CL: Securing buy-in to the programme’s goals from all stakeholders is also an important aspect – are there any groups that tend to get less of a voice in the development stages? Do ratepayers tend to get side-lined?
MO’B: That’s an interesting question. I think yes, environmental and ratepayer advocates have been side-lined in a few states. I think a lot of these grid modernisation efforts are utility-led. Utilities culturally are really focused on reliability and safety by necessity, and because of the regulatory style, they are conservative organisations in terms of taking risk.

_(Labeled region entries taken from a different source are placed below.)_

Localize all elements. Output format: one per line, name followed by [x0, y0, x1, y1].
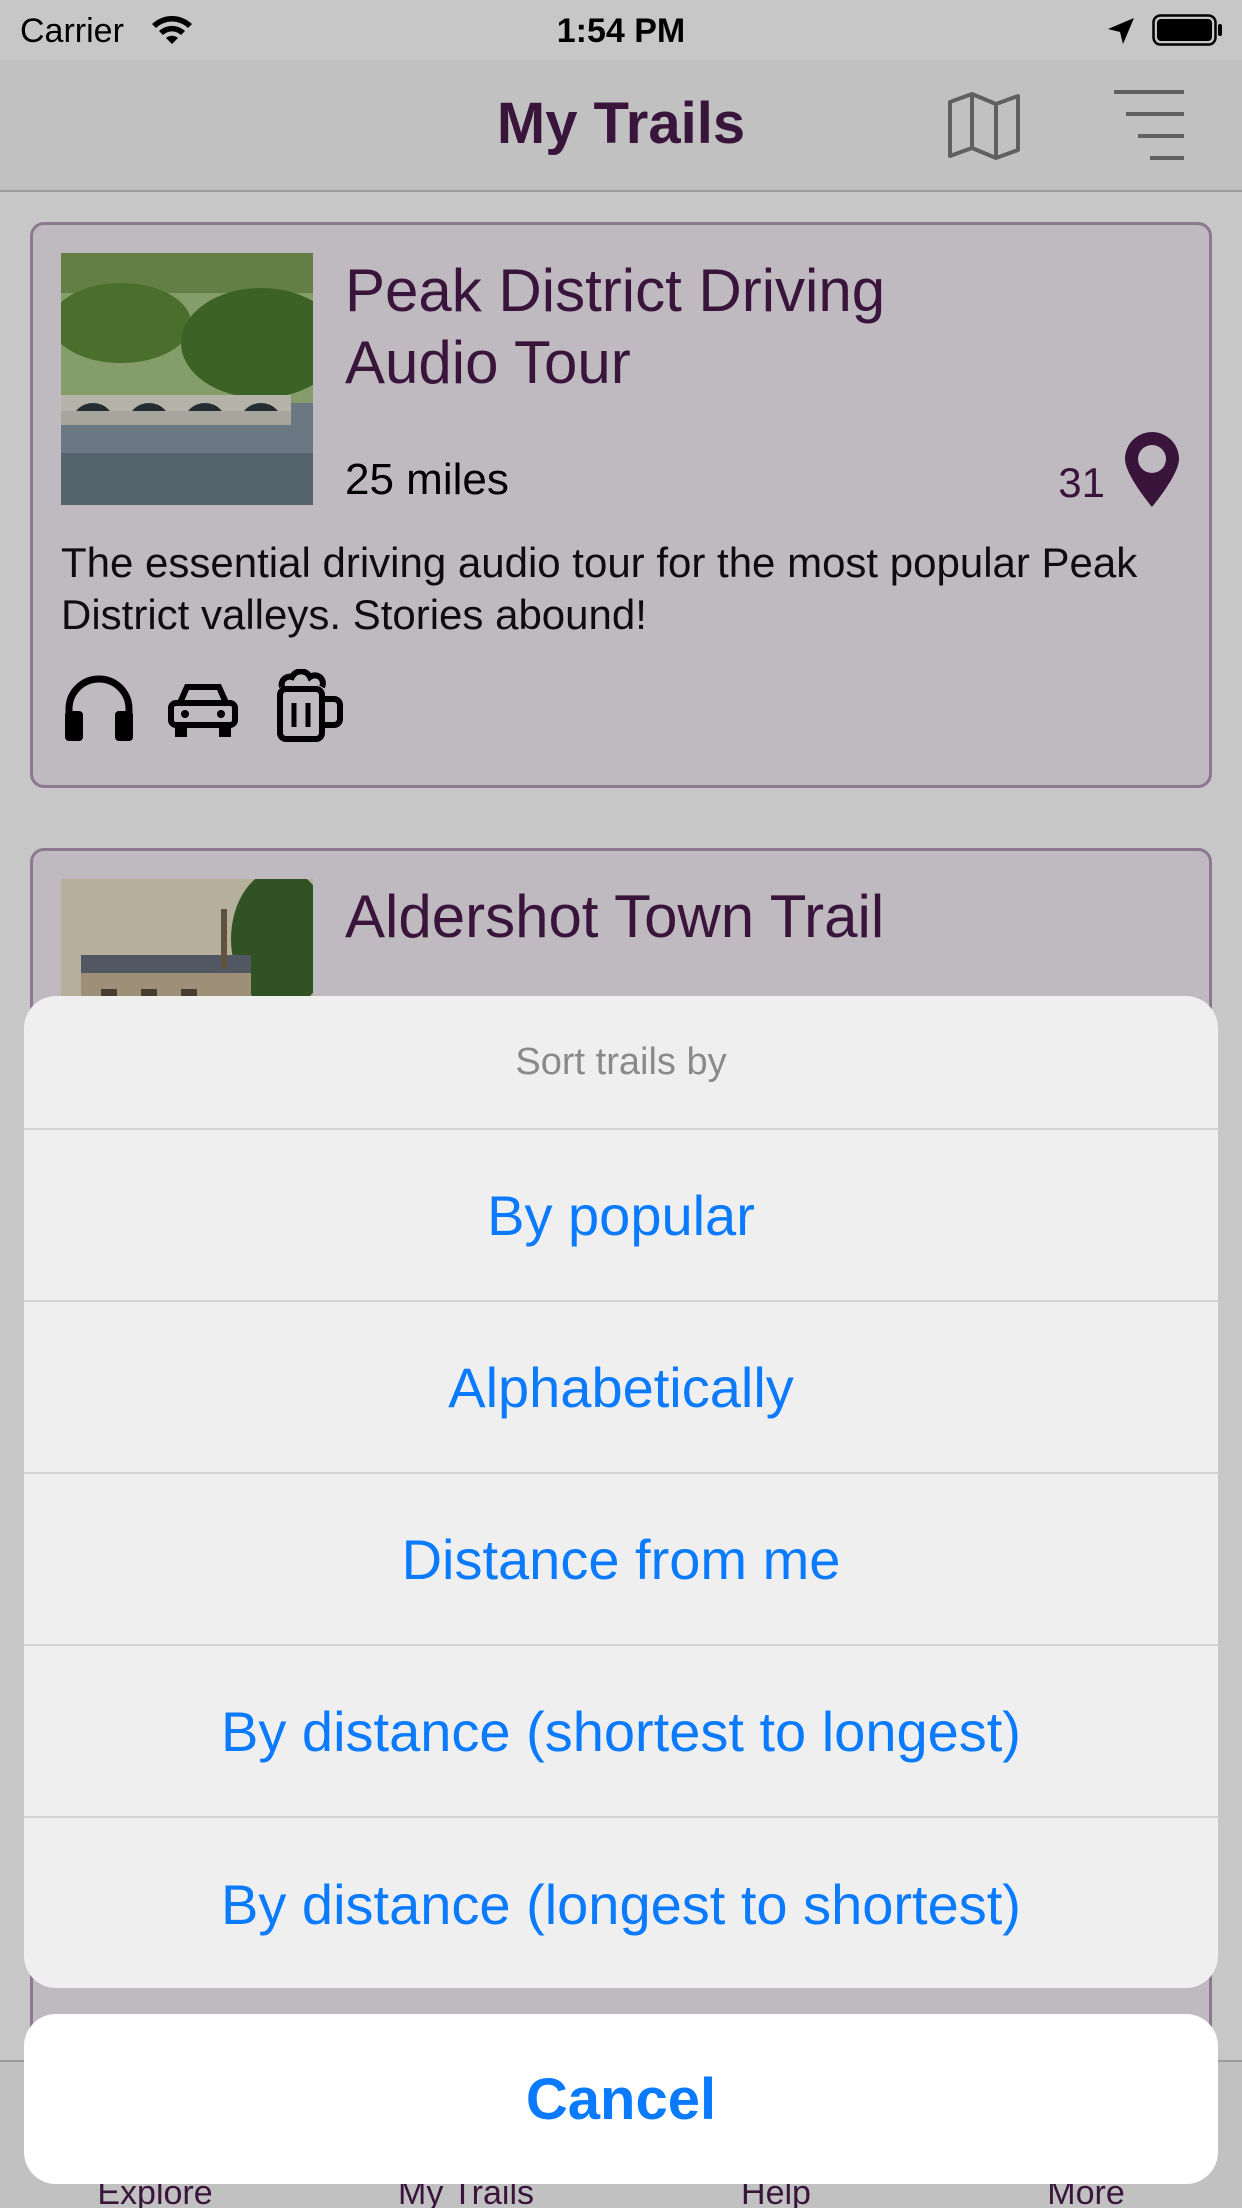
sort-shortest-to-longest-button[interactable]: By distance (shortest to longest) [24, 1646, 1218, 1818]
sort-distance-from-me-button[interactable]: Distance from me [24, 1474, 1218, 1646]
sort-action-sheet: Sort trails by By popular Alphabetically… [24, 996, 1218, 1988]
action-sheet-title: Sort trails by [24, 996, 1218, 1130]
sort-longest-to-shortest-button[interactable]: By distance (longest to shortest) [24, 1818, 1218, 1988]
cancel-button[interactable]: Cancel [24, 2014, 1218, 2184]
sort-alphabetically-button[interactable]: Alphabetically [24, 1302, 1218, 1474]
sort-by-popular-button[interactable]: By popular [24, 1130, 1218, 1302]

So I think they see grid modernisation as a way to harden the grid, improve reliability and then provide some savings to customers and improve their own operational efficiency.
I think one of the keys of getting stakeholder buy-in is meeting outside of the regulatory process and getting some agreement from stakeholders so that you avoid this adversarial process that can lead you astray and make it difficult to take everyone’s view into account.

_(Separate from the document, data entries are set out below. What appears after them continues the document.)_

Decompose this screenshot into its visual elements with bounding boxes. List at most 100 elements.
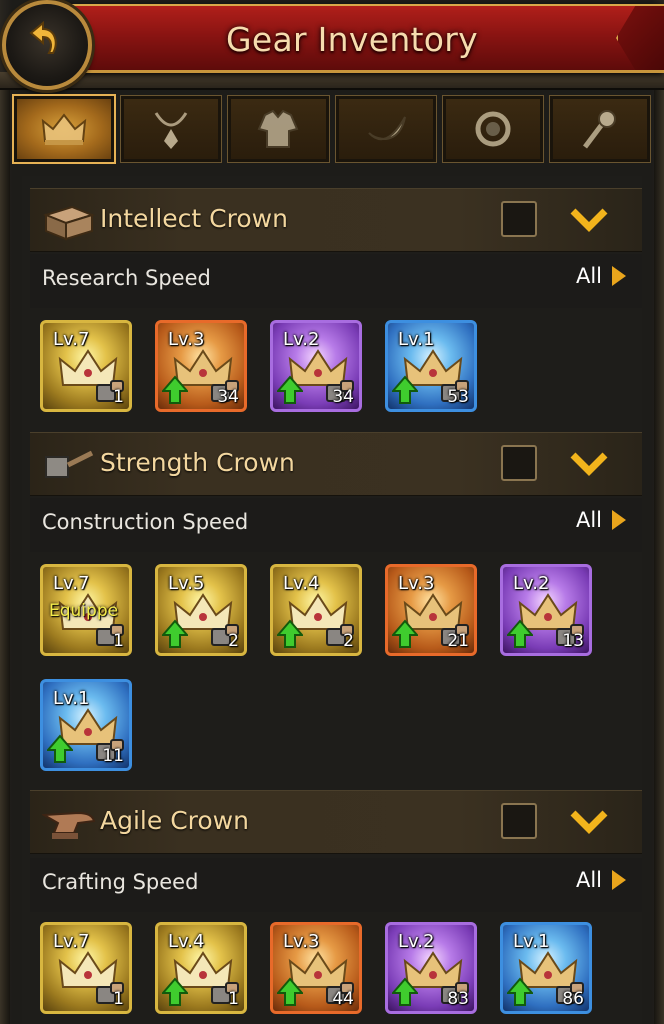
gear-item[interactable]: Lv.7 Equippe 1 (40, 564, 132, 656)
item-count: 1 (113, 387, 124, 407)
armor-icon (258, 109, 299, 148)
item-count: 11 (102, 746, 124, 766)
back-button[interactable] (2, 0, 92, 90)
chevron-right-icon (612, 266, 626, 286)
all-link[interactable]: All (576, 264, 628, 288)
frame-right-edge (654, 86, 664, 1024)
gear-item[interactable]: Lv.4 1 (155, 922, 247, 1014)
equipped-label: Equippe (49, 601, 119, 621)
item-level: Lv.1 (53, 688, 90, 709)
item-level: Lv.1 (513, 931, 550, 952)
all-label: All (575, 264, 602, 288)
upgrade-arrow-icon (507, 977, 533, 1006)
gear-item[interactable]: Lv.5 2 (155, 564, 247, 656)
item-count: 13 (562, 631, 584, 651)
upgrade-arrow-icon (277, 619, 303, 648)
gear-item[interactable]: Lv.3 21 (385, 564, 477, 656)
upgrade-arrow-icon (507, 619, 533, 648)
tab-armor[interactable] (227, 95, 330, 163)
section-header-agile-crown: Agile Crown (30, 790, 642, 854)
chevron-down-icon[interactable] (570, 451, 608, 477)
all-link[interactable]: All (576, 868, 628, 892)
gear-item[interactable]: Lv.1 53 (385, 320, 477, 412)
gear-item[interactable]: Lv.3 44 (270, 922, 362, 1014)
all-link[interactable]: All (576, 508, 628, 532)
gear-item[interactable]: Lv.7 1 (40, 320, 132, 412)
item-level: Lv.3 (168, 329, 205, 350)
attribute-label: Research Speed (42, 266, 211, 290)
item-level: Lv.3 (398, 573, 435, 594)
all-label: All (575, 508, 602, 532)
item-count: 2 (228, 631, 239, 651)
gear-item[interactable]: Lv.3 34 (155, 320, 247, 412)
back-arrow-icon (29, 20, 57, 54)
section-title: Intellect Crown (100, 204, 288, 233)
item-level: Lv.4 (168, 931, 205, 952)
bracelet-icon (367, 116, 406, 141)
item-count: 1 (228, 989, 239, 1009)
hammer-icon (45, 450, 94, 478)
upgrade-arrow-icon (277, 977, 303, 1006)
page-title: Gear Inventory (226, 20, 478, 59)
item-count: 2 (343, 631, 354, 651)
necklace-icon (154, 112, 188, 149)
item-level: Lv.7 (53, 573, 90, 594)
item-count: 83 (447, 989, 469, 1009)
item-level: Lv.2 (398, 931, 435, 952)
crown-icon (41, 113, 87, 145)
item-count: 44 (332, 989, 354, 1009)
anvil-icon (42, 811, 96, 839)
select-all-checkbox[interactable] (501, 803, 537, 839)
all-label: All (575, 868, 602, 892)
tab-bracelet[interactable] (334, 95, 437, 163)
item-count: 34 (332, 387, 354, 407)
select-all-checkbox[interactable] (501, 201, 537, 237)
attribute-label: Construction Speed (42, 510, 249, 534)
item-level: Lv.3 (283, 931, 320, 952)
item-level: Lv.1 (398, 329, 435, 350)
ring-icon (475, 111, 511, 147)
frame-left-edge (0, 86, 10, 1024)
gear-item[interactable]: Lv.2 83 (385, 922, 477, 1014)
chevron-down-icon[interactable] (570, 207, 608, 233)
item-count: 1 (113, 631, 124, 651)
gear-item[interactable]: Lv.4 2 (270, 564, 362, 656)
scepter-icon (582, 110, 616, 149)
item-level: Lv.2 (283, 329, 320, 350)
section-title: Agile Crown (100, 806, 249, 835)
upgrade-arrow-icon (392, 977, 418, 1006)
item-count: 53 (447, 387, 469, 407)
tab-ring[interactable] (441, 95, 544, 163)
upgrade-arrow-icon (162, 619, 188, 648)
tab-necklace[interactable] (120, 95, 223, 163)
item-count: 1 (113, 989, 124, 1009)
item-count: 21 (447, 631, 469, 651)
tab-scepter[interactable] (548, 95, 652, 163)
chevron-right-icon (612, 510, 626, 530)
section-title: Strength Crown (100, 448, 295, 477)
gear-item[interactable]: Lv.2 34 (270, 320, 362, 412)
section-header-strength-crown: Strength Crown (30, 432, 642, 496)
item-level: Lv.2 (513, 573, 550, 594)
tab-crown[interactable] (11, 94, 117, 164)
book-icon (42, 205, 96, 241)
upgrade-arrow-icon (392, 619, 418, 648)
gear-item[interactable]: Lv.7 1 (40, 922, 132, 1014)
upgrade-arrow-icon (392, 375, 418, 404)
item-count: 86 (562, 989, 584, 1009)
category-tabs (11, 94, 652, 166)
item-level: Lv.7 (53, 931, 90, 952)
chevron-down-icon[interactable] (570, 809, 608, 835)
upgrade-arrow-icon (277, 375, 303, 404)
item-count: 34 (217, 387, 239, 407)
item-level: Lv.4 (283, 573, 320, 594)
attribute-row: Crafting Speed All (30, 858, 642, 912)
gear-item[interactable]: Lv.2 13 (500, 564, 592, 656)
gear-item[interactable]: Lv.1 86 (500, 922, 592, 1014)
item-level: Lv.7 (53, 329, 90, 350)
item-level: Lv.5 (168, 573, 205, 594)
gear-list: Intellect Crown Research Speed All Lv.7 1… (22, 176, 642, 1024)
upgrade-arrow-icon (47, 734, 73, 763)
gear-item[interactable]: Lv.1 11 (40, 679, 132, 771)
select-all-checkbox[interactable] (501, 445, 537, 481)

CL: Measuring progress towards set goals and setting targets is obviously vital to give meaning to those goals, and that’s covered by your third and fourth steps. What’s the key to measuring progress effectively and setting ambitious but achievable targets?
MO’B: I think there are a couple of keys. One is taking that broad stakeholder input and doing it transparently, where utilities’ proposals are vetted through a third-party study of the potential, maybe some pilot programmes are done to investigate the potential of certain technologies. Then you can ramp up to an ambitious target for the whole system. So I would say pilots, transparency, broad stakeholder input – those would be three.
CL: The final step is to consider tying utility revenue to performance against targets; could you explain the ways in which this could be achieved?
MO’B: So there are two aspects to tying revenue to performance. We definitely take both of these from the RIIO model [revenue = incentives + innovation + outputs, developed by UK regulator Ofgem]. The first one is using some of these metrics in reliability, affordability and environmental performance – the outcomes that we care about – and if the utility achieves those outcomes or even exceeds them, they get a proportional reward. So the more they exceed the target by, ideally the higher the incentive will be. So it really incentivises performance to continuously improve.
And then there are a couple of options in the way it’s implemented. One is to change the regulated rate of return, so you add basis points to the return on equity that shareholders are getting from the grid modernisation investment specifically. So instead of 11% return they get 12% on the smart meter investment, if they reduce their CO2 in the process. Another way is to just give them a cash reward so that it’s not linked to the amount of capital expenditure. It’s a separate incentive so it’s not paired with an incentive to spend more. I think that’s really the design that we like the most.